Fred Hutch Cancer Center grows new scientists at every age from elementary school students who extract DNA from smooshed strawberries to high school and college interns who learn basic lab skills to postdoctoral researchers who run their own research projects.
At every level of education, Fred Hutch encourages participants from historically marginalized and underrepresented groups to make the leap to the next level.
The leap from college to graduate school has become a chasm in recent years, however, as PhD programs have become increasingly competitive, favoring applicants who already have extensive lab experience and even authorship on published scientific studies as undergraduates.
That kind of experience often is out of reach for students from underrepresented groups for many reasons including the size, location and resources of the colleges where they earned degrees.
But this summer, recent college graduates reported to their labs at Fred Hutch to begin training in the first full year of a new program that will increase their chances of admission to graduate school and a career in biomedical science.
The Fred Hutch Postbaccalaureate Scholar Program provides recent college graduates $50,000 a year and benefits as full-time Fred Hutch employees. The salaries are funded by the principal investigators who want postbacs in their labs. The job is like the role of a research technician, but with an expanded emphasis on career guidance and preparation for further studies.
One of those new postbacs, Angie Aguirre-Tobar, is looking for a greater sense of purpose at Fred Hutch than she felt after graduating from Brandeis University in Massachusetts.

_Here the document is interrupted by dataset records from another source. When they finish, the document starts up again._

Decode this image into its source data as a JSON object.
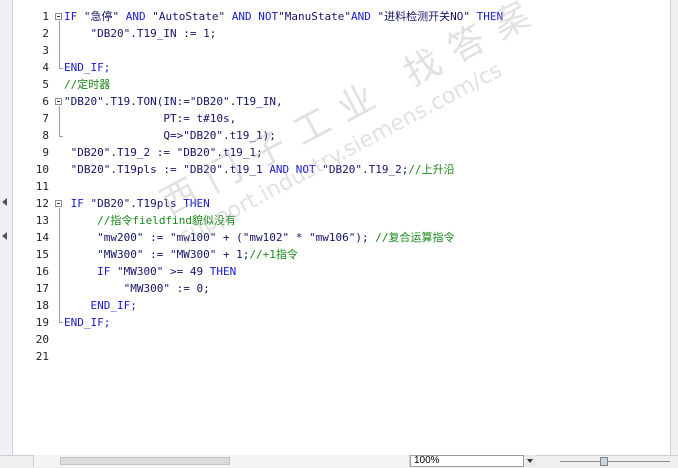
{
  "editor": {
    "line_numbers": [
      "1",
      "2",
      "3",
      "4",
      "5",
      "6",
      "7",
      "8",
      "9",
      "10",
      "11",
      "12",
      "13",
      "14",
      "15",
      "16",
      "17",
      "18",
      "19",
      "20",
      "21"
    ],
    "lines": [
      [
        {
          "t": "IF ",
          "c": "kw"
        },
        {
          "t": "\"急停\"",
          "c": "str"
        },
        {
          "t": " AND ",
          "c": "kw"
        },
        {
          "t": "\"AutoState\"",
          "c": "str"
        },
        {
          "t": " AND ",
          "c": "kw"
        },
        {
          "t": "NOT",
          "c": "kw"
        },
        {
          "t": "\"ManuState\"",
          "c": "str"
        },
        {
          "t": "AND ",
          "c": "kw"
        },
        {
          "t": "\"进料检测开关NO\"",
          "c": "str"
        },
        {
          "t": " THEN",
          "c": "kw"
        }
      ],
      [
        {
          "t": "    \"DB20\".T19_IN := 1;",
          "c": "txt"
        }
      ],
      [],
      [
        {
          "t": "END_IF;",
          "c": "kw"
        }
      ],
      [
        {
          "t": "//定时器",
          "c": "cm"
        }
      ],
      [
        {
          "t": "\"DB20\".T19.",
          "c": "txt"
        },
        {
          "t": "TON",
          "c": "txt"
        },
        {
          "t": "(IN:=\"DB20\".T19_IN,",
          "c": "txt"
        }
      ],
      [
        {
          "t": "               PT:= t#10s,",
          "c": "txt"
        }
      ],
      [
        {
          "t": "               Q=>\"DB20\".t19_1);",
          "c": "txt"
        }
      ],
      [
        {
          "t": " \"DB20\".T19_2 := \"DB20\".t19_1;",
          "c": "txt"
        }
      ],
      [
        {
          "t": " \"DB20\".T19pls := \"DB20\".t19_1 ",
          "c": "txt"
        },
        {
          "t": "AND NOT",
          "c": "kw"
        },
        {
          "t": " \"DB20\".T19_2;",
          "c": "txt"
        },
        {
          "t": "//上升沿",
          "c": "cm"
        }
      ],
      [],
      [
        {
          "t": " IF ",
          "c": "kw"
        },
        {
          "t": "\"DB20\".T19pls ",
          "c": "txt"
        },
        {
          "t": "THEN",
          "c": "kw"
        }
      ],
      [
        {
          "t": "     //指令fieldfind貌似没有",
          "c": "cm"
        }
      ],
      [
        {
          "t": "     \"mw200\" := \"mw100\" + (\"mw102\" * \"mw106\"); ",
          "c": "txt"
        },
        {
          "t": "//复合运算指令",
          "c": "cm"
        }
      ],
      [
        {
          "t": "     \"MW300\" := \"MW300\" + 1;",
          "c": "txt"
        },
        {
          "t": "//+1指令",
          "c": "cm"
        }
      ],
      [
        {
          "t": "     IF ",
          "c": "kw"
        },
        {
          "t": "\"MW300\" >= 49 ",
          "c": "txt"
        },
        {
          "t": "THEN",
          "c": "kw"
        }
      ],
      [
        {
          "t": "         \"MW300\" := 0;",
          "c": "txt"
        }
      ],
      [
        {
          "t": "    END_IF;",
          "c": "kw"
        }
      ],
      [
        {
          "t": "END_IF;",
          "c": "kw"
        }
      ],
      [],
      []
    ]
  },
  "status": {
    "zoom": "100%"
  },
  "watermark": {
    "chinese": "西门子工业 找答案",
    "url": "support.industry.siemens.com/cs"
  }
}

“I didn’t have that passion in me,” she said. “This postbac program really presented an opportunity to find it and also integrate values that I have outside of basic life sciences, which include diversity, equity and inclusion.”
She is one of four postbacs working with Nasa Sinnott-Armstrong, PhD, in their lab within the Herbold Computational Biology Program of the Public Health Sciences Division, which uses both computational and experimental methods to better understand gene-environment interactions.
“As a scientist, I want to be able to create a change that isn’t just a new discovery on this microorganism in a cell. I want it to be: how do we make science more inclusive and relevant to the communities that I am a part of?" Aguirre-Tobar said. "This postbac program and being in Dr. Nasa’s lab has given me that opportunity.”
Scholars in the program receive a salary for the 40 hours a week they spend in a lab, and they are paid another $5,000 a year for additional training and mentorship, currently funded through generous philanthropic support. Some of the participants helped launch the program last year, some have been referred by Fred Hutch faculty, and 20 of the scholars who started in July were selected from 200 applicants in the program’s first national search.
About 40 scholars are working in labs this year, but going forward, Fred Hutch will recruit new classes of about 30 each year.
The program defines diversity broadly, said program manager Kyle Shea.
“It’s not only historically excluded populations in terms of race and ethnicity, it’s also social class and economic status,” Shea said. “Because we have more flexibility in who we can hire, we can look for people who maybe came from small liberal arts colleges who only have a summer or two of research experience.”